Au titre des réserves, il faut bien avouer que le méchant campé par Rami Malek est décevant. L’ex-Freddy Mercury de Bohemian Rhapsody excelle pourtant dans le registre sirupeux et malsain, mais le scénario ne lui donne pas grand-chose d’intéressant à faire et ponctue même son comportement de choix bizarres. Les scènes d’action elles-mêmes sont inégales, Fukunaga alternant les combats difficilement lisibles ou au contraire un peu trop chorégraphiés avec quelques beaux morceaux de bravoure, notamment pendant un dernier acte volontairement déstabilisant. Le cœur d’un James Bond battant toujours au rythme de sa musique, il faut saluer le travail de Hans Zimmer dont les compositions mixent habilement le big-band jazzy, l’orchestre symphonique et les ostinatos électroniques, se fendant de plusieurs hommages directs à John Barry.

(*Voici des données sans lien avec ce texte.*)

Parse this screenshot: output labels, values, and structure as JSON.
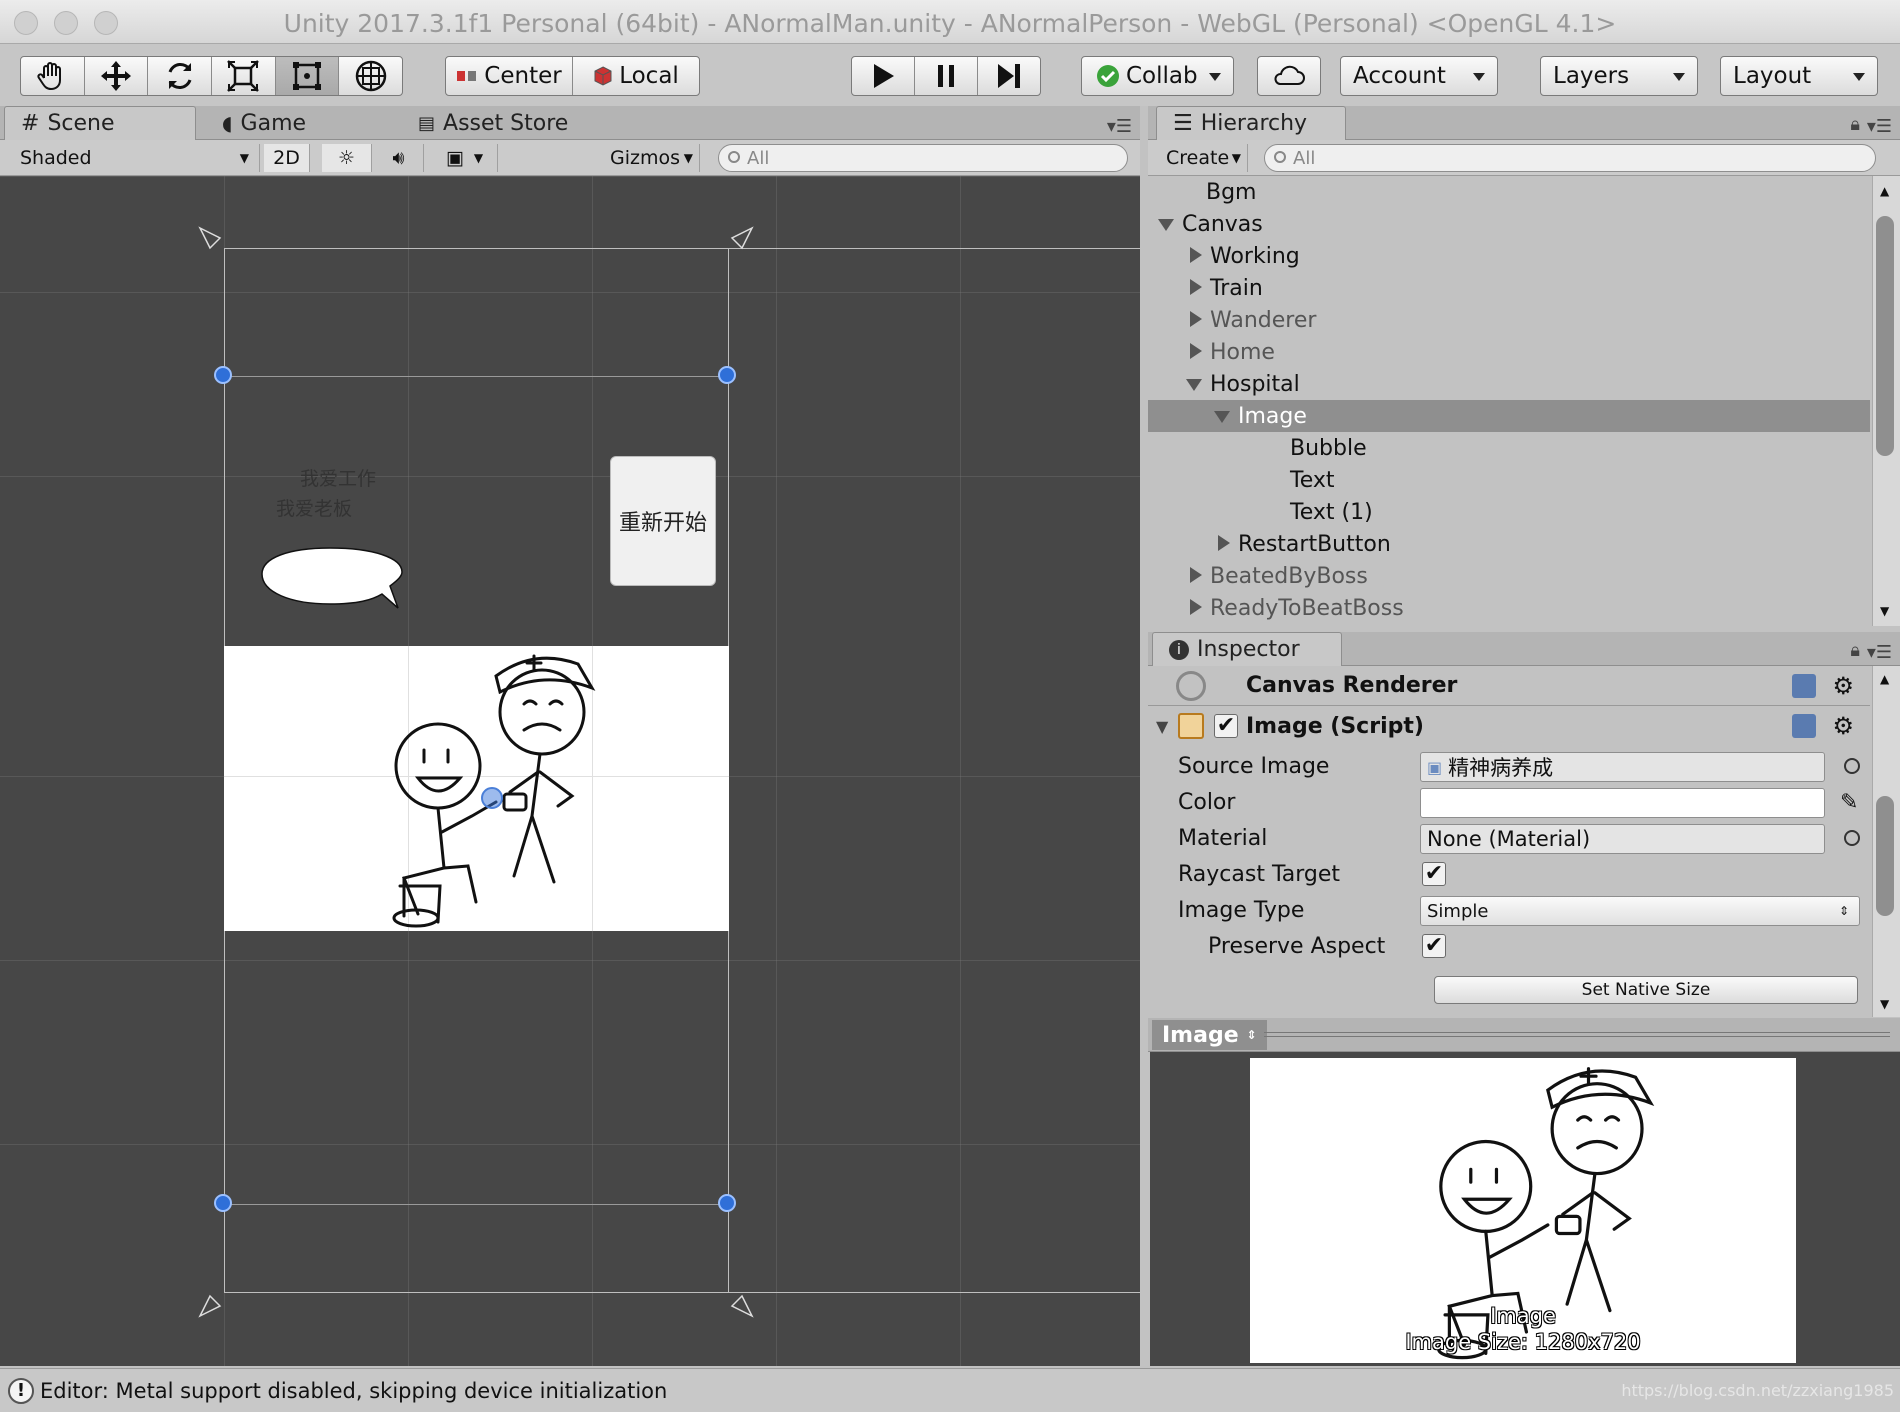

On regrette bien sûr les audaces d’un David Arnold, mais aussi les vocalises puissantes auxquelles nous ont habitué les génériques d’ouvertures de la saga. Ici, c’est à peine si l’on entend le filet de la voix fluette de Billie Eillish, qui susurre son « No Time To die » du bout des lèvres. Mourir peut attendre est clairement un épisode de clôture, qui boucle définitivement l’arc en cinq actes amorcé avec Casino Royale et parvient même à faire vibrer la corde sensible en payant son tribut à Au Service secret de sa majesté. Ce n’est pas un hasard. Le film de Peter Hunt osait briser quelques règles pour humaniser son héros et en atténuer le caractère monolithique. Mourir peut attendre en fait autant, jouant sans cesse l’équilibre entre la tradition d’une franchise à l’incroyable longévité et son inévitable renouvellement. Une page se tourne, mais nous savons déjà – ce que nous promet comme toujours le générique de fin – que James Bond reviendra.